As the world recovers from the COVID-19 pandemic, the economy remains unconventional. Housing markets may cool off this year in some areas of the country, but not likely Alberta. The level of employment is back to its pre-pandemic level, yet labour shortages are a concern. Oil has rebounded, but we shouldn’t expect a boom.
To help Albertans understand such an atypical economic landscape, Alberta Central hosted a LinkedIn Live featuring Chief Economist Charles St-Arnaud. If you missed the event, you can rewatch the broadcast below or on our LinkedIn page here.
Here are some highlights from the broadcast. You can read the full 2022 Economic Outlook here.
Disposable income and savings
Despite significant job losses, household disposable income increased significantly thanks to government programs. The level of disposable income is above the level we would be at if it had grown at the pre-pandemic trend. That means households on average now are better off than they were pre-pandemic.
Many households also saved a significant amount during the recession. There are roughly 185 billion dollars in easily accessible bank accounts for households to spend. Whether they do so remains to be seen.
Booming housing market
The housing market has been very atypical for a recession. There was a sharp decline in number of sales in the spring of 2020 caused by uncertainty, but that soon reversed for a few reasons:
- Many workers shifted to working from home and job security improved
- A drop in interest rates led to a record low of mortgage rates in Canada, helping to make houses more affordable
- Many people spending more time at home wanted to move to larger houses with more outdoor space
In Alberta we’re above the level of house sales we saw in 2014 and that is expected to continue. Where we’re different from the rest of Canada is that the change in house prices in Alberta has been much more subdued. Many markets have been increasing at over 20% year-on-year in prices while in Calgary it’s about 10% and Edmonton is 6%. This is thanks in part to more inventory here than in other areas.
Energy + inflation
The value of oil and production levels in Alberta has increased up to nearly 10 billion dollars a month, much higher than the previous record of $7.7 billion in 2014. However Alberta shouldn’t expect a boom as oil companies need to repair their balance sheets and continue to face structural challenges.

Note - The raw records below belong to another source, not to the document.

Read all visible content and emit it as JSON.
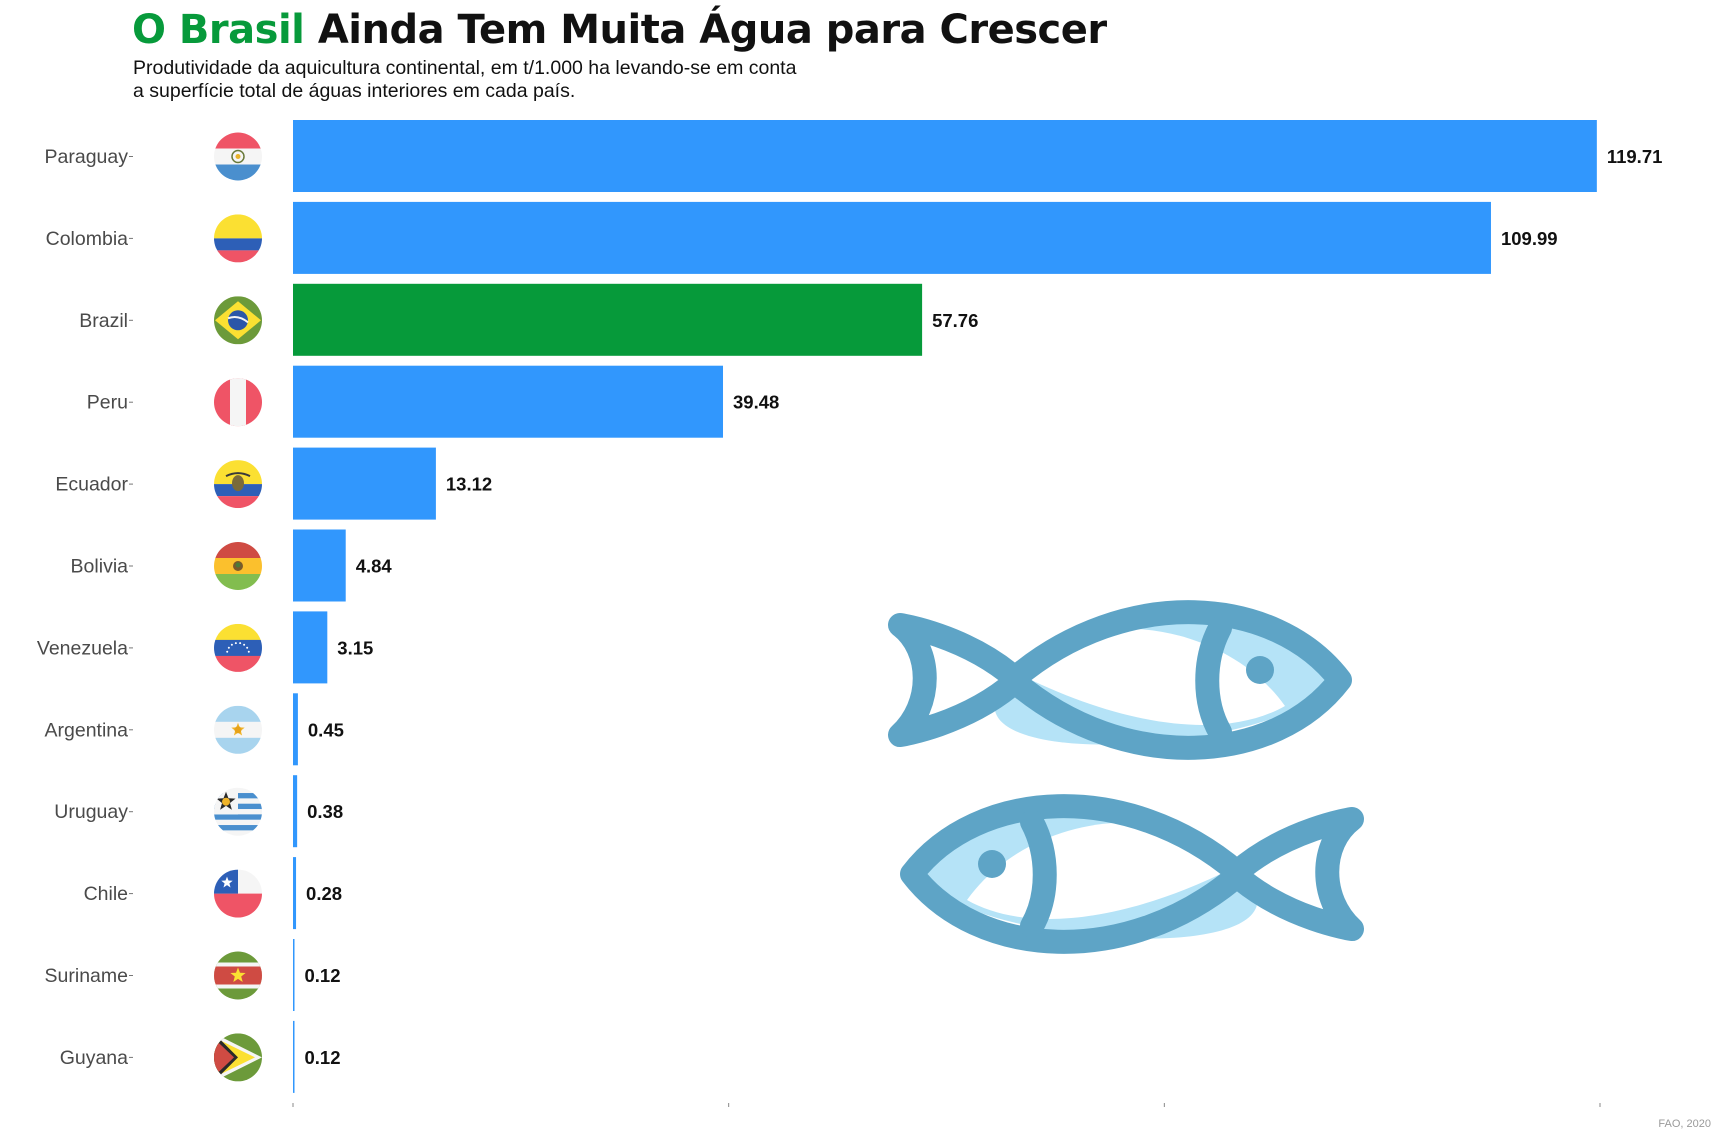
{
  "header": {
    "title_accent": "O Brasil",
    "title_rest": "Ainda Tem Muita Água para Crescer",
    "subtitle_line1": "Produtividade da aquicultura continental, em t/1.000 ha levando-se em conta",
    "subtitle_line2": "a superfície total de águas interiores em cada país."
  },
  "source": "FAO, 2020",
  "colors": {
    "bar": "#3197fd",
    "highlight": "#069a3a",
    "title_accent": "#079a3b",
    "fish_outline": "#5ea4c6",
    "fish_fill": "#b5e3f7"
  },
  "decorations": [
    "fish-icon",
    "fish-icon"
  ],
  "chart_data": {
    "type": "bar",
    "orientation": "horizontal",
    "categories": [
      "Paraguay",
      "Colombia",
      "Brazil",
      "Peru",
      "Ecuador",
      "Bolivia",
      "Venezuela",
      "Argentina",
      "Uruguay",
      "Chile",
      "Suriname",
      "Guyana"
    ],
    "values": [
      119.71,
      109.99,
      57.76,
      39.48,
      13.12,
      4.84,
      3.15,
      0.45,
      0.38,
      0.28,
      0.12,
      0.12
    ],
    "value_labels": [
      "119.71",
      "109.99",
      "57.76",
      "39.48",
      "13.12",
      "4.84",
      "3.15",
      "0.45",
      "0.38",
      "0.28",
      "0.12",
      "0.12"
    ],
    "highlight": "Brazil",
    "icons": [
      "paraguay-flag-icon",
      "colombia-flag-icon",
      "brazil-flag-icon",
      "peru-flag-icon",
      "ecuador-flag-icon",
      "bolivia-flag-icon",
      "venezuela-flag-icon",
      "argentina-flag-icon",
      "uruguay-flag-icon",
      "chile-flag-icon",
      "suriname-flag-icon",
      "guyana-flag-icon"
    ],
    "xlim": [
      0,
      120
    ],
    "x_ticks": [
      0,
      40,
      80,
      120
    ],
    "x_tick_labels_shown": false,
    "grid": false,
    "legend": "none"
  }
}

While energy prices are likely to increase slightly in 2022, they will gradually abate. That is important for inflation which is concentrated in gasoline, utilities (including natural gas) and food, linked to higher commodity prices globally. Inflation in Canada reached 4.8% in December, the highest its been in 30 years.
Bank of Canada
Because the shock on inflation is supply driven, keeping it in check will lead to weaker economic activity and higher unemployment, which is a concern since Canadian households are some of the most indebted in the world. But even though we’ll have some negative impact from higher rates, the Bank of Canada will need to control inflation expectations. If consumers and businesses start to expect continuously higher inflation and embed that in their expectations for wage growth and consumer prices then it becomes permanent.
With that in mind it is likely that the Bank of Canada will make some rapid rate hikes beginning at the March meeting then ending the year with the policy rate at 1.25%.